Scientific ASIA

Down syndrome Children with Congenital Heart Defect Are More Vulnerable to Nutritional Deficiencies

 ‘Down syndrome’ or ‘Down’s syndrome’ (DS) is a condition in which a child is born with an extra copy of their 21st chromosome so it is also known as ‘trisomy 21’. This disability causes mental and physical developmental delays and disabilities. Asim et al. (2015) and Parker et al. (2010) informed that the prevalence of DS is 14 per 10,000 live births in the USA and an incidence of 1/800 live births in the world. 

Congenital Heart Defect (CHD) is defined as a defect in the structure of the heart or great vessels that is present at birth. Nahar et al. (2012) claimed that CHD is encountered in 40-63.5% of DS patients and is considered to be the most common cause of mortality among them. Existing literature informed that growth delay is one of the cardinal signs featuring children with DS especially the short stature while 30% of DS children suffer from obesity.

According to UNICEF Data (2020), about half of all deaths in children under 5 are attributable to under-nutrition while this condition puts children at greater risk of dying from common infections and delays recovery. O’Neill et al. (2005) found that inadequate nutrition and feeding problems are characteristically present in DS children.

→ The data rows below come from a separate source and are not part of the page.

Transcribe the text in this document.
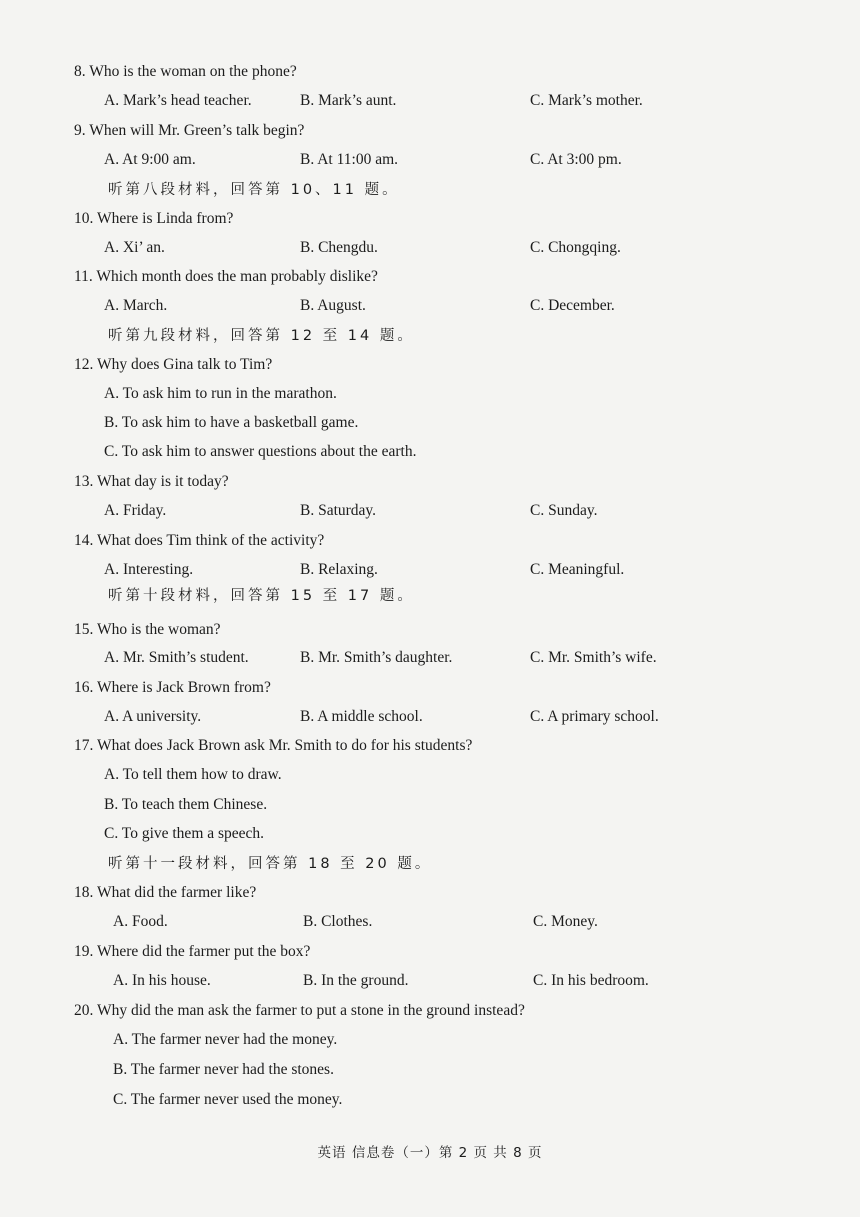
8. Who is the woman on the phone?
A. Mark’s head teacher.	B. Mark’s aunt.	C. Mark’s mother.
9. When will Mr. Green’s talk begin?
A. At 9:00 am.	B. At 11:00 am.	C. At 3:00 pm.
听第八段材料，回答第 10、11 题。
10. Where is Linda from?
A. Xi’ an.	B. Chengdu.	C. Chongqing.
11. Which month does the man probably dislike?
A. March.	B. August.	C. December.
听第九段材料，回答第 12 至 14 题。
12. Why does Gina talk to Tim?
A. To ask him to run in the marathon.
B. To ask him to have a basketball game.
C. To ask him to answer questions about the earth.
13. What day is it today?
A. Friday.	B. Saturday.	C. Sunday.
14. What does Tim think of the activity?
A. Interesting.	B. Relaxing.	C. Meaningful.
听第十段材料，回答第 15 至 17 题。
15. Who is the woman?
A. Mr. Smith’s student.	B. Mr. Smith’s daughter.	C. Mr. Smith’s wife.
16. Where is Jack Brown from?
A. A university.	B. A middle school.	C. A primary school.
17. What does Jack Brown ask Mr. Smith to do for his students?
A. To tell them how to draw.
B. To teach them Chinese.
C. To give them a speech.
听第十一段材料，回答第 18 至 20 题。
18. What did the farmer like?
A. Food.	B. Clothes.	C. Money.
19. Where did the farmer put the box?
A. In his house.	B. In the ground.	C. In his bedroom.
20. Why did the man ask the farmer to put a stone in the ground instead?
A. The farmer never had the money.
B. The farmer never had the stones.
C. The farmer never used the money.
英语 信息卷（一）第 2 页 共 8 页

Besides this, the presence of other related comorbidities like CHDs enhances the risk of malnutrition and failure to flourish among those children. Samarkandy  et al. (2012) revealed that DS children consume considerably lower intake of proteins and fat when compared to their normal siblings but there were no changes in the carbohydrate and caloric intake between the two groups. Huynh et al. (2008) found that fat and protein intake is currently replacing the carbohydrates in the diet of their studied preschool Vietnamese children. Luft et al. (2006) observed that ‘Atrioventricularseptal Defect’ was the most prevalent type of CHD (42%) in our population.

On the other side, Bravo-Valenzuela et al. (2011) studied that parental overprotection and the restricted pattern of their physical activity can aggravate their overweight.

Recently, Pakistan Journal of Nutrition published a research to evaluate the nutritional status of a group of Egyptian DS children through studying their dietary macro and micronutrient intake and assessing their anthropometric measurements. The researchers observed that children with DS are closely related to CHD and more susceptible to nutritional complications. They recommended that nutritional rehabilitation strategy, comprising various micronutrient supplementations, is vital in the management of those children with the early involvement of dietitians and caregivers.